L'Harlock di Shinji Aramaki è un personaggio dall'aura spettrale, un uomo schiacciato da un mito che lo racconta in attività da un centinaio di anni e tormentato dai fantasmi del passato. La nuova versione del personaggio sembra portare sulle spalle il peso del fallimento degli ideali dell'originale, è un uomo che coltiva una libertà che preferisce la morte alla vita senza speranza che il presente gli riserva. Un sentimento autodistruttivo che si scoprirà essere anche alla base del suo grande piano per l'umanità.


Speculare all'originale è anche il personaggio che intraprende il suo cammino d'iniziazione alla vita sotto l'ala del pirata spaziale. Nel manga il ruolo era assunto da Daiba che abbandona la Terra e parte con Capitan Harlock perché disgustato dall'indifferenza dell'umanità dinanzi alla minaccia aliena che ha assassinato suo padre. Nel film troviamo invece Yama, un ragazzo che ha perso sua madre durante la corsa allo spazio e che sale sull'Arcadia con il preciso intento di fare il doppiogioco per aiutare la Coalizione Gaia a fermare Harlock. È importante notare che nel manga il ruolo di spia viene proposto anche a Daiba dal Governo Centrale, ma il suo disprezzo per l'umanità e la perdita di qualsiasi legame con la Terra dopo la morte del padre hanno ormai spazzato via qualsiasi senso di lealtà verso la sua patria. Yama è invece guidato da una lealtà viziata dal senso di colpa che per questo finirà per vacillare.

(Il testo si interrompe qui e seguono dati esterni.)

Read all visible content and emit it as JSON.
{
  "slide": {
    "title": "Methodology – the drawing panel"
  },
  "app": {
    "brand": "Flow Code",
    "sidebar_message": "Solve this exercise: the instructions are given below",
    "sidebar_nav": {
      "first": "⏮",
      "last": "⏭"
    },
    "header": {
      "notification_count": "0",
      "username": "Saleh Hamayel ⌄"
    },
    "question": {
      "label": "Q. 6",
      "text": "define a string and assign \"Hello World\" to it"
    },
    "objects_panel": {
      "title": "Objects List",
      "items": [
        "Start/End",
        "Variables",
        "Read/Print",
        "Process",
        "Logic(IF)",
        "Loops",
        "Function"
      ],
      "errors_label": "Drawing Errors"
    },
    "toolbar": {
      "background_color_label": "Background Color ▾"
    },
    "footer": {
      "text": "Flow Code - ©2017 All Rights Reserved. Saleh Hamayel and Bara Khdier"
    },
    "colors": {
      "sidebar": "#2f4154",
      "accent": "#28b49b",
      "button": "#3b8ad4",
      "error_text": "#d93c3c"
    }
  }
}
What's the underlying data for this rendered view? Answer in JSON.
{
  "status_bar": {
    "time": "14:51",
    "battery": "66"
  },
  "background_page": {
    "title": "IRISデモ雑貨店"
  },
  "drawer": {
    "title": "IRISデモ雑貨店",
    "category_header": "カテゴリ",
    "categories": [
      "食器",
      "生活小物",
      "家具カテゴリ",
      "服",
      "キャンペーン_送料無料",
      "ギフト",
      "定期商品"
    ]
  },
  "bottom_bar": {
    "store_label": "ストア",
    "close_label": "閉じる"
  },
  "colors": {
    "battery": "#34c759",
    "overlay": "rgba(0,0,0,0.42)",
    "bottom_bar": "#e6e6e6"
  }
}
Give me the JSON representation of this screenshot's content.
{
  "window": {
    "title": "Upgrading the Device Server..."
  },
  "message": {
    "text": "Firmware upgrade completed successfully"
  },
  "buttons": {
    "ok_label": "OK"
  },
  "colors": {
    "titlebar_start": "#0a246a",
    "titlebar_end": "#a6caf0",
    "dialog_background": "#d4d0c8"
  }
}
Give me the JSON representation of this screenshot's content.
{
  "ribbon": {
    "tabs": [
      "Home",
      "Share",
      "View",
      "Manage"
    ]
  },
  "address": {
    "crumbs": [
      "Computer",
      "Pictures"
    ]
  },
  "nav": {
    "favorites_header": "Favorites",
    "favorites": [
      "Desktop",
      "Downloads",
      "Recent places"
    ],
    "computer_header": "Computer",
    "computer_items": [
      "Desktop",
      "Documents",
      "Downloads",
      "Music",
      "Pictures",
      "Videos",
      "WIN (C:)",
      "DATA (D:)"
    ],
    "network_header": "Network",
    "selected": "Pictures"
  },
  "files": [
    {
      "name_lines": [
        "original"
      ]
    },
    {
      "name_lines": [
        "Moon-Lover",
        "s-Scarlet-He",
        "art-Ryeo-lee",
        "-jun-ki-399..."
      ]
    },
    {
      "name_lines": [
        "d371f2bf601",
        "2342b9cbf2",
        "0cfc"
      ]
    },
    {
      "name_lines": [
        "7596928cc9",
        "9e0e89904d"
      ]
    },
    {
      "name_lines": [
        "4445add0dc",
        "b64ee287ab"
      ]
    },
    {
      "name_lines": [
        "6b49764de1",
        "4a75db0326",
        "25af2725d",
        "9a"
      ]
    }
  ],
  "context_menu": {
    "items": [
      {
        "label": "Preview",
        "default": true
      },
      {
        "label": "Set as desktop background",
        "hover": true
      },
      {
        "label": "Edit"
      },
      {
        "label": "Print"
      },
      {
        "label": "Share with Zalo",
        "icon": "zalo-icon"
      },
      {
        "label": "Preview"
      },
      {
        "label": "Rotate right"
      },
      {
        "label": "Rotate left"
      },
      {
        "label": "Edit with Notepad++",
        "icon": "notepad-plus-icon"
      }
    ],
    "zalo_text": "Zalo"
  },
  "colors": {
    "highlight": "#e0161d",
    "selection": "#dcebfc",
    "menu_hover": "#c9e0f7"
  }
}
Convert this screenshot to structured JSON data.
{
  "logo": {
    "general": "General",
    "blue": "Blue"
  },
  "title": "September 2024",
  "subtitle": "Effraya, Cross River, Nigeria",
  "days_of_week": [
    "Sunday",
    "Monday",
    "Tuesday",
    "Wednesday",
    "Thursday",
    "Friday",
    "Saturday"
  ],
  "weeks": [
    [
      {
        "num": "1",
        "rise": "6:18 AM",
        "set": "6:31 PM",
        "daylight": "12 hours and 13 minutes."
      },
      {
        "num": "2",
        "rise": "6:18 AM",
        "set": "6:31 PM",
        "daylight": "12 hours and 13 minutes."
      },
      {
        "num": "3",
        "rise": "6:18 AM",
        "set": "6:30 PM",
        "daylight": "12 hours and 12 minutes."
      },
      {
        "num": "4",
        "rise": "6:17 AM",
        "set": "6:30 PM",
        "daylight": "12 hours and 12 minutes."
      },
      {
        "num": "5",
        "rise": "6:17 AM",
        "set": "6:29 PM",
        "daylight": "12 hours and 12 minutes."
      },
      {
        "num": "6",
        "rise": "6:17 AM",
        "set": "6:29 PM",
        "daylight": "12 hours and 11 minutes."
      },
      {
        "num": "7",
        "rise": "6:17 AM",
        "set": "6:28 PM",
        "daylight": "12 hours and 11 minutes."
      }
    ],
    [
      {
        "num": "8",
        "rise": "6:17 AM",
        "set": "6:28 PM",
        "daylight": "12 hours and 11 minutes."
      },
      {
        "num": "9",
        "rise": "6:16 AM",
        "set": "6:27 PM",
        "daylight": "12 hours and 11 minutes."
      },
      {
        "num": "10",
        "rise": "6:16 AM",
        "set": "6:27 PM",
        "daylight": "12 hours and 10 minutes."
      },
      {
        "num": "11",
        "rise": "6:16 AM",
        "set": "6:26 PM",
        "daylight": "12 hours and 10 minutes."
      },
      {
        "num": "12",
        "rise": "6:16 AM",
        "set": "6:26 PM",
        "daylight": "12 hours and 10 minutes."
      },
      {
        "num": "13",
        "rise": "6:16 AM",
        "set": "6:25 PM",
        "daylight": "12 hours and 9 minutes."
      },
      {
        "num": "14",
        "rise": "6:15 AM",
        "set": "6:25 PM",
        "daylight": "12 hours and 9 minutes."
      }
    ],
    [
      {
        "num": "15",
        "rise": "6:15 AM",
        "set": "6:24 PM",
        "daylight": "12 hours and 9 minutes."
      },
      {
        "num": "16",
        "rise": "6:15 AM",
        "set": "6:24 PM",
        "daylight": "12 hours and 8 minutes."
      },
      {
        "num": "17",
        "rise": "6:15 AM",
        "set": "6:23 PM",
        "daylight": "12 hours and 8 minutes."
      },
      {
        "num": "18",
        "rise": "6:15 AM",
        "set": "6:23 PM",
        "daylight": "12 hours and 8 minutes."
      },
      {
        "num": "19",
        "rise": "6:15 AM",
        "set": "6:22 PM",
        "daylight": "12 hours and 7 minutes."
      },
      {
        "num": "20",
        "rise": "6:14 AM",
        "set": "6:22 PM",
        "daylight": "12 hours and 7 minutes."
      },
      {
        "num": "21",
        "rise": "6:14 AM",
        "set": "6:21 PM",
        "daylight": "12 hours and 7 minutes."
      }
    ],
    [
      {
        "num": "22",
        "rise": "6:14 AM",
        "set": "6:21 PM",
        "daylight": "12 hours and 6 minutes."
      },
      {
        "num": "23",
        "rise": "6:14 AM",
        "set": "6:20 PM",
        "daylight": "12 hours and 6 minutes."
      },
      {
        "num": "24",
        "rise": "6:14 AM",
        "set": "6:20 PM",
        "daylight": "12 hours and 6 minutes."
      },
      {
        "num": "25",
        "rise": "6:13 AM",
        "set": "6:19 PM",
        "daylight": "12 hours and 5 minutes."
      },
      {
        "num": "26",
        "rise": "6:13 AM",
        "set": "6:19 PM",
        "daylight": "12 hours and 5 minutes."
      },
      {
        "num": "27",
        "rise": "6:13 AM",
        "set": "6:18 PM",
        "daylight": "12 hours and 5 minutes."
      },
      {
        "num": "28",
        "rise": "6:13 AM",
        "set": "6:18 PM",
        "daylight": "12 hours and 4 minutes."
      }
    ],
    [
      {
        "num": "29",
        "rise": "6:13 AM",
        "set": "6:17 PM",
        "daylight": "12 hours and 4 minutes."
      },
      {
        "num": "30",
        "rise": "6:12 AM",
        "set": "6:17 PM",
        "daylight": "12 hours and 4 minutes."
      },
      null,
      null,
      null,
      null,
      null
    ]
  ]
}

Lo slancio verso il futuro che nel manga originale era minacciato solo dalla possibilità che l'umanità decidesse di non coglierlo si trasforma qui nella trappola di un presente da cui è impossibile sfuggire. L'unica via d'uscita apparente è un palliativo, è il rifugiarsi nel passato e nel futuro perduto, come sperava di fare il pubblico rivolgendosi a questo film per rivivere la propria infanzia lontana dall'incubo del loro adulto presente e che si è ritrovato tradito da un'opera che ha deciso di non accontentarlo. Il passato, come la Terra per i personaggi del film, è un feticcio corrotto che non può salvarci. Questo lungometraggio sembra capirlo bene, peccato ci sia poi cascato anch'esso.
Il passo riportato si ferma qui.